The UK Manufacturing PMI stood at 51.9 in July. This is lower than the average of 54.3 for the current period of growth from April 2013 says Markit/CIPS, but is still slightly higher than the long term average since Jan 1992 of 51.5. The July PMI is also up on June’s 26 month low of 51.4.

Commenting on the figures Martin Beck, senior economic advisor to the EY ITEM Club, said:

Although the CIPS manufacturing PMI edged up in July, it remains some way short of the pace seen for much of the past couple of years. The detail of the survey also painted a relatively gloomy picture, with growth in new orders slowing to a ten-month low. While the domestic economy remains a source of strength, particularly in terms of demand for consumer goods, the external weakness has become firmly entrenched. The exchange rate is central to this story, with sterling having appreciated by more than 11% against the euro since the beginning of the year. This movement has been damaging to competitiveness and has more than offset any gains from a stronger Eurozone economy.

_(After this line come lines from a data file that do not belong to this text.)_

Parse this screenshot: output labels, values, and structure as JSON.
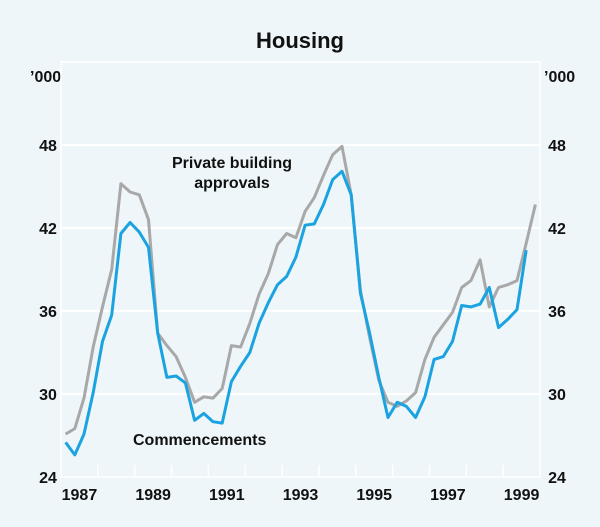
{
  "chart_data": {
    "type": "line",
    "title": "Housing",
    "ylabel_left": "’000",
    "ylabel_right": "’000",
    "ylim": [
      24,
      54
    ],
    "yticks": [
      24,
      30,
      36,
      42,
      48
    ],
    "xlim": [
      1987,
      2000
    ],
    "xticks": [
      "1987",
      "1989",
      "1991",
      "1993",
      "1995",
      "1997",
      "1999"
    ],
    "x_frequency": "quarterly",
    "x_start": "1987 Q1",
    "grid": true,
    "colors": {
      "background": "#eef6fa",
      "grid": "#ffffff",
      "approvals": "#a8a8a8",
      "commencements": "#1aa3e0"
    },
    "series": [
      {
        "name": "Private building approvals",
        "values": [
          27.1,
          27.5,
          29.7,
          33.4,
          36.3,
          39.0,
          45.2,
          44.6,
          44.4,
          42.6,
          34.4,
          33.5,
          32.7,
          31.2,
          29.4,
          29.8,
          29.7,
          30.4,
          33.5,
          33.4,
          35.1,
          37.2,
          38.7,
          40.8,
          41.6,
          41.3,
          43.2,
          44.2,
          45.8,
          47.3,
          47.9,
          44.4,
          37.5,
          34.1,
          31.0,
          29.4,
          29.1,
          29.5,
          30.1,
          32.5,
          34.1,
          35.0,
          35.9,
          37.7,
          38.2,
          39.7,
          36.3,
          37.7,
          37.9,
          38.2,
          40.9,
          43.7
        ]
      },
      {
        "name": "Commencements",
        "values": [
          26.5,
          25.6,
          27.1,
          30.1,
          33.8,
          35.7,
          41.6,
          42.4,
          41.7,
          40.6,
          34.4,
          31.2,
          31.3,
          30.8,
          28.1,
          28.6,
          28.0,
          27.9,
          30.9,
          32.0,
          33.0,
          35.1,
          36.6,
          37.9,
          38.5,
          39.9,
          42.2,
          42.3,
          43.7,
          45.5,
          46.1,
          44.4,
          37.3,
          34.4,
          31.2,
          28.3,
          29.4,
          29.1,
          28.3,
          29.8,
          32.5,
          32.7,
          33.8,
          36.4,
          36.3,
          36.5,
          37.7,
          34.8,
          35.4,
          36.1,
          40.4
        ]
      }
    ]
  }
}
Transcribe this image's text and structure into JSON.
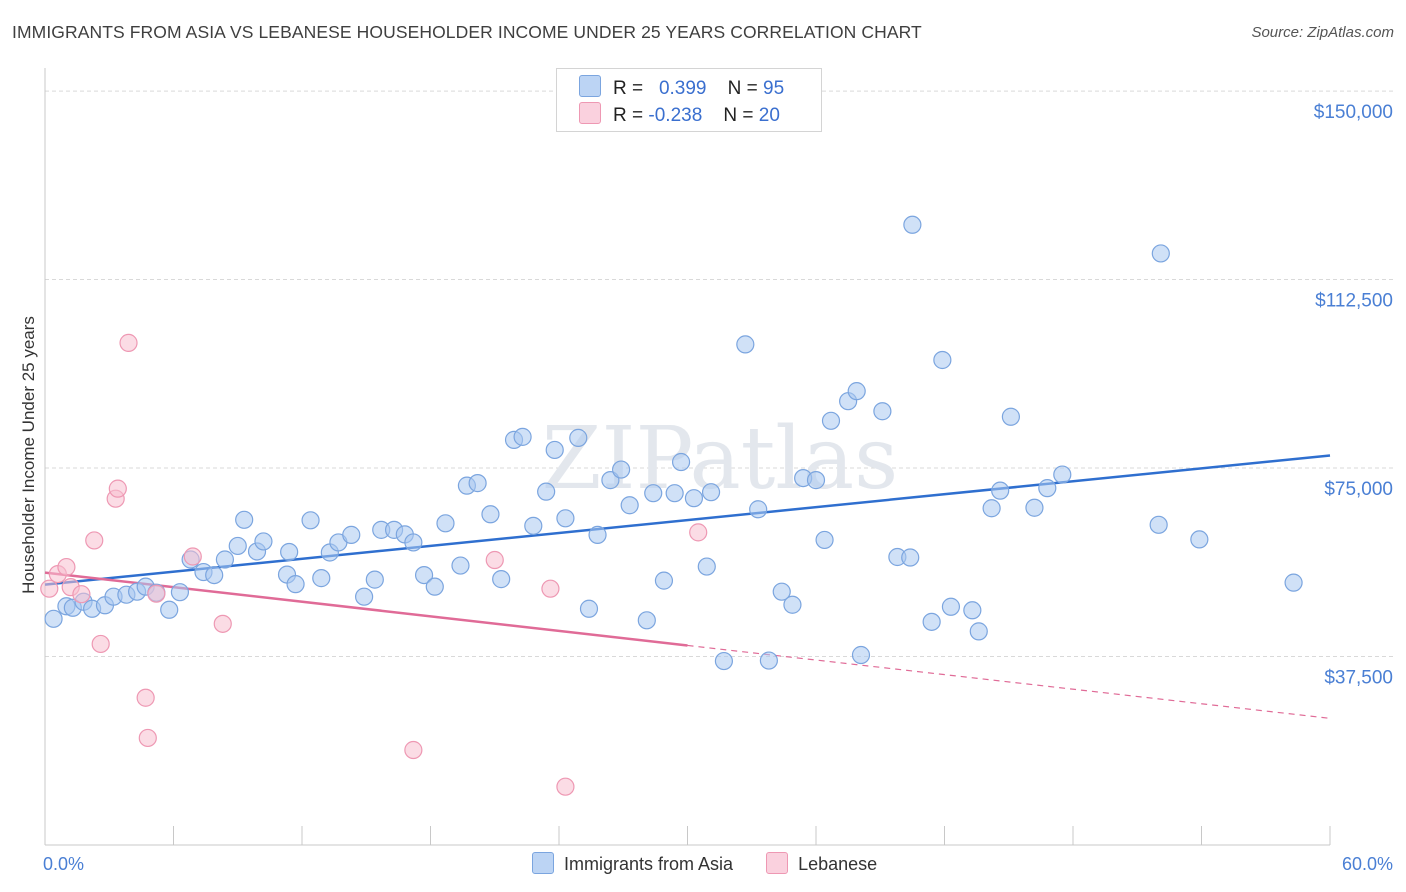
{
  "title": "IMMIGRANTS FROM ASIA VS LEBANESE HOUSEHOLDER INCOME UNDER 25 YEARS CORRELATION CHART",
  "source": "Source: ZipAtlas.com",
  "watermark": "ZIPatlas",
  "legend": {
    "rows": [
      {
        "r_label": "R =",
        "r_value": "0.399",
        "n_label": "N =",
        "n_value": "95"
      },
      {
        "r_label": "R =",
        "r_value": "-0.238",
        "n_label": "N =",
        "n_value": "20"
      }
    ]
  },
  "bottom_legend": {
    "items": [
      {
        "label": "Immigrants from Asia"
      },
      {
        "label": "Lebanese"
      }
    ]
  },
  "colors": {
    "asia_fill": "#a9c8f0",
    "asia_stroke": "#7ba5df",
    "asia_line": "#2f6fcf",
    "leb_fill": "#f7bfd0",
    "leb_stroke": "#ee98b3",
    "leb_line": "#e06b97",
    "tick_label": "#4a7fd4",
    "grid": "#d9d9d9"
  },
  "chart_data": {
    "type": "scatter",
    "title": "IMMIGRANTS FROM ASIA VS LEBANESE HOUSEHOLDER INCOME UNDER 25 YEARS CORRELATION CHART",
    "xlabel": "",
    "ylabel": "Householder Income Under 25 years",
    "xlim": [
      0,
      60
    ],
    "ylim": [
      0,
      153000
    ],
    "x_tick_labels": [
      "0.0%",
      "60.0%"
    ],
    "y_ticks": [
      37500,
      75000,
      112500,
      150000
    ],
    "y_tick_labels": [
      "$37,500",
      "$75,000",
      "$112,500",
      "$150,000"
    ],
    "grid": true,
    "legend_position": "top-center",
    "series": [
      {
        "name": "Immigrants from Asia",
        "points": [
          [
            0.4,
            45000
          ],
          [
            1.0,
            47500
          ],
          [
            1.3,
            47200
          ],
          [
            1.8,
            48400
          ],
          [
            2.2,
            47000
          ],
          [
            2.8,
            47700
          ],
          [
            3.2,
            49400
          ],
          [
            3.8,
            49800
          ],
          [
            4.3,
            50400
          ],
          [
            4.7,
            51400
          ],
          [
            5.2,
            50200
          ],
          [
            5.8,
            46800
          ],
          [
            6.3,
            50300
          ],
          [
            6.8,
            56800
          ],
          [
            7.4,
            54300
          ],
          [
            7.9,
            53700
          ],
          [
            8.4,
            56800
          ],
          [
            9.0,
            59500
          ],
          [
            9.3,
            64700
          ],
          [
            9.9,
            58400
          ],
          [
            10.2,
            60400
          ],
          [
            11.3,
            53800
          ],
          [
            11.4,
            58300
          ],
          [
            11.7,
            51900
          ],
          [
            12.4,
            64600
          ],
          [
            12.9,
            53100
          ],
          [
            13.3,
            58200
          ],
          [
            13.7,
            60200
          ],
          [
            14.3,
            61700
          ],
          [
            14.9,
            49400
          ],
          [
            15.4,
            52800
          ],
          [
            15.7,
            62700
          ],
          [
            16.3,
            62700
          ],
          [
            16.8,
            61800
          ],
          [
            17.2,
            60200
          ],
          [
            17.7,
            53700
          ],
          [
            18.2,
            51400
          ],
          [
            18.7,
            64000
          ],
          [
            19.4,
            55600
          ],
          [
            19.7,
            71500
          ],
          [
            20.2,
            72000
          ],
          [
            20.8,
            65800
          ],
          [
            21.3,
            52900
          ],
          [
            21.9,
            80600
          ],
          [
            22.3,
            81200
          ],
          [
            22.8,
            63500
          ],
          [
            23.4,
            70300
          ],
          [
            23.8,
            78600
          ],
          [
            24.3,
            65000
          ],
          [
            24.9,
            81000
          ],
          [
            25.4,
            47000
          ],
          [
            25.8,
            61700
          ],
          [
            26.4,
            72600
          ],
          [
            26.9,
            74700
          ],
          [
            27.3,
            67600
          ],
          [
            28.1,
            44700
          ],
          [
            28.4,
            70000
          ],
          [
            28.9,
            52600
          ],
          [
            29.4,
            70000
          ],
          [
            29.7,
            76200
          ],
          [
            30.3,
            69000
          ],
          [
            30.9,
            55400
          ],
          [
            31.1,
            70200
          ],
          [
            31.7,
            36600
          ],
          [
            32.7,
            99600
          ],
          [
            33.3,
            66800
          ],
          [
            33.8,
            36700
          ],
          [
            34.4,
            50400
          ],
          [
            34.9,
            47800
          ],
          [
            35.4,
            73000
          ],
          [
            36.0,
            72600
          ],
          [
            36.4,
            60700
          ],
          [
            36.7,
            84400
          ],
          [
            37.5,
            88300
          ],
          [
            37.9,
            90300
          ],
          [
            38.1,
            37800
          ],
          [
            39.1,
            86300
          ],
          [
            39.8,
            57300
          ],
          [
            40.4,
            57200
          ],
          [
            40.5,
            123400
          ],
          [
            41.4,
            44400
          ],
          [
            41.9,
            96500
          ],
          [
            42.3,
            47400
          ],
          [
            43.3,
            46700
          ],
          [
            43.6,
            42500
          ],
          [
            44.2,
            67000
          ],
          [
            44.6,
            70500
          ],
          [
            45.1,
            85200
          ],
          [
            46.2,
            67100
          ],
          [
            46.8,
            71000
          ],
          [
            47.5,
            73700
          ],
          [
            52.0,
            63700
          ],
          [
            52.1,
            117700
          ],
          [
            53.9,
            60800
          ],
          [
            58.3,
            52200
          ]
        ]
      },
      {
        "name": "Lebanese",
        "points": [
          [
            0.2,
            51000
          ],
          [
            0.6,
            53900
          ],
          [
            1.0,
            55300
          ],
          [
            1.2,
            51300
          ],
          [
            1.7,
            49900
          ],
          [
            2.3,
            60600
          ],
          [
            2.6,
            40000
          ],
          [
            3.3,
            68900
          ],
          [
            3.4,
            70900
          ],
          [
            3.9,
            99900
          ],
          [
            4.7,
            29300
          ],
          [
            4.8,
            21300
          ],
          [
            5.2,
            50000
          ],
          [
            6.9,
            57400
          ],
          [
            8.3,
            44000
          ],
          [
            17.2,
            18900
          ],
          [
            21.0,
            56700
          ],
          [
            23.6,
            51000
          ],
          [
            24.3,
            11600
          ],
          [
            30.5,
            62200
          ]
        ]
      }
    ],
    "trendlines": [
      {
        "series": "Immigrants from Asia",
        "x": [
          0,
          60
        ],
        "y": [
          51800,
          77500
        ],
        "style": "solid"
      },
      {
        "series": "Lebanese",
        "x": [
          0,
          30
        ],
        "y": [
          54200,
          39700
        ],
        "style": "solid"
      },
      {
        "series": "Lebanese",
        "x": [
          30,
          60
        ],
        "y": [
          39700,
          25200
        ],
        "style": "dashed"
      }
    ]
  }
}
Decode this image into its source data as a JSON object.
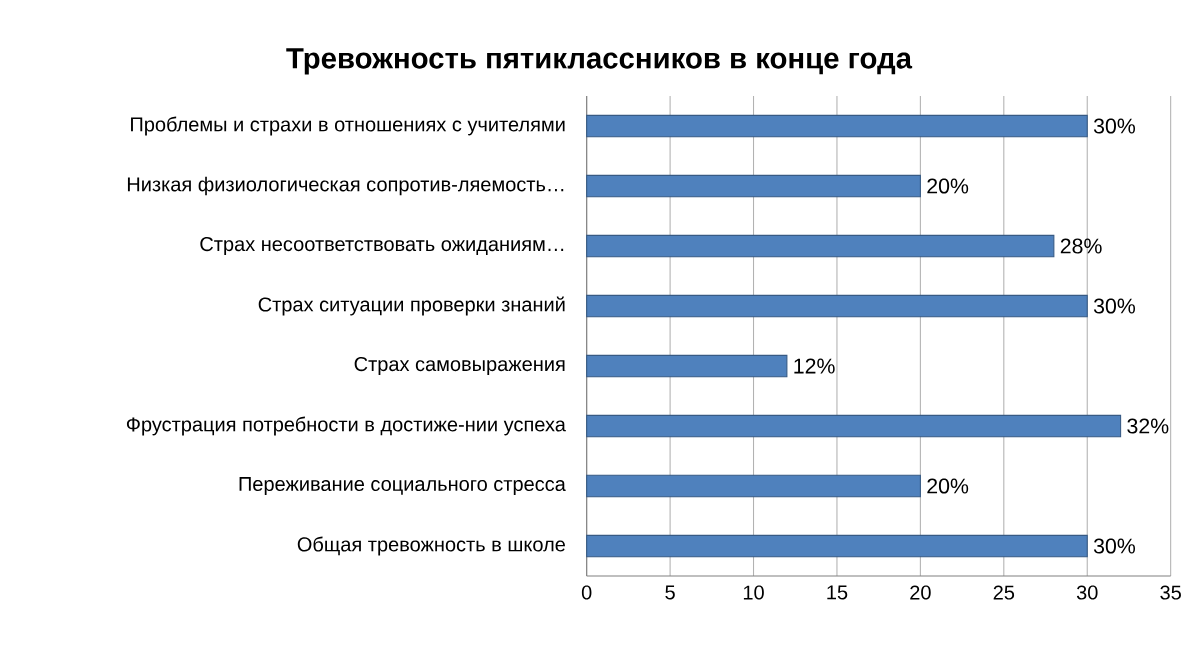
{
  "chart_data": {
    "type": "bar",
    "orientation": "horizontal",
    "title": "Тревожность пятиклассников в конце года",
    "categories": [
      "Проблемы и страхи в отношениях с учителями",
      "Низкая физиологическая сопротив-ляемость…",
      "Страх несоответствовать ожиданиям…",
      "Страх ситуации проверки знаний",
      "Страх самовыражения",
      "Фрустрация потребности в достиже-нии успеха",
      "Переживание социального стресса",
      "Общая тревожность в школе"
    ],
    "values": [
      30,
      20,
      28,
      30,
      12,
      32,
      20,
      30
    ],
    "value_labels": [
      "30%",
      "20%",
      "28%",
      "30%",
      "12%",
      "32%",
      "20%",
      "30%"
    ],
    "color": "#4f81bd",
    "xlim": [
      0,
      35
    ],
    "xticks": [
      0,
      5,
      10,
      15,
      20,
      25,
      30,
      35
    ],
    "grid": "x"
  }
}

Manufacturing sparks (PD)Today’s data represented a disappointing start to Q3 and is consistent with manufacturing output being broadly flat. Wednesday’s services survey will provide a firmer steer towards the likely strength of GDP growth through the summer, but the manufacturing survey suggests that the two-speed economy remains a key theme.

The survey provided ammunition for both camps on the MPC. Those of a hawkish persuasion may have been concerned by the pickup in selling prices. However, the majority are likely to have been heartened by the renewed decline in input costs, which suggests that inflationary pressures are unlikely to escalate over the coming months. While it is perfectly possible that we will see two, or maybe even three, votes in favour of an interest rate hike on Thursday, in our view the chances of a move this year remain low.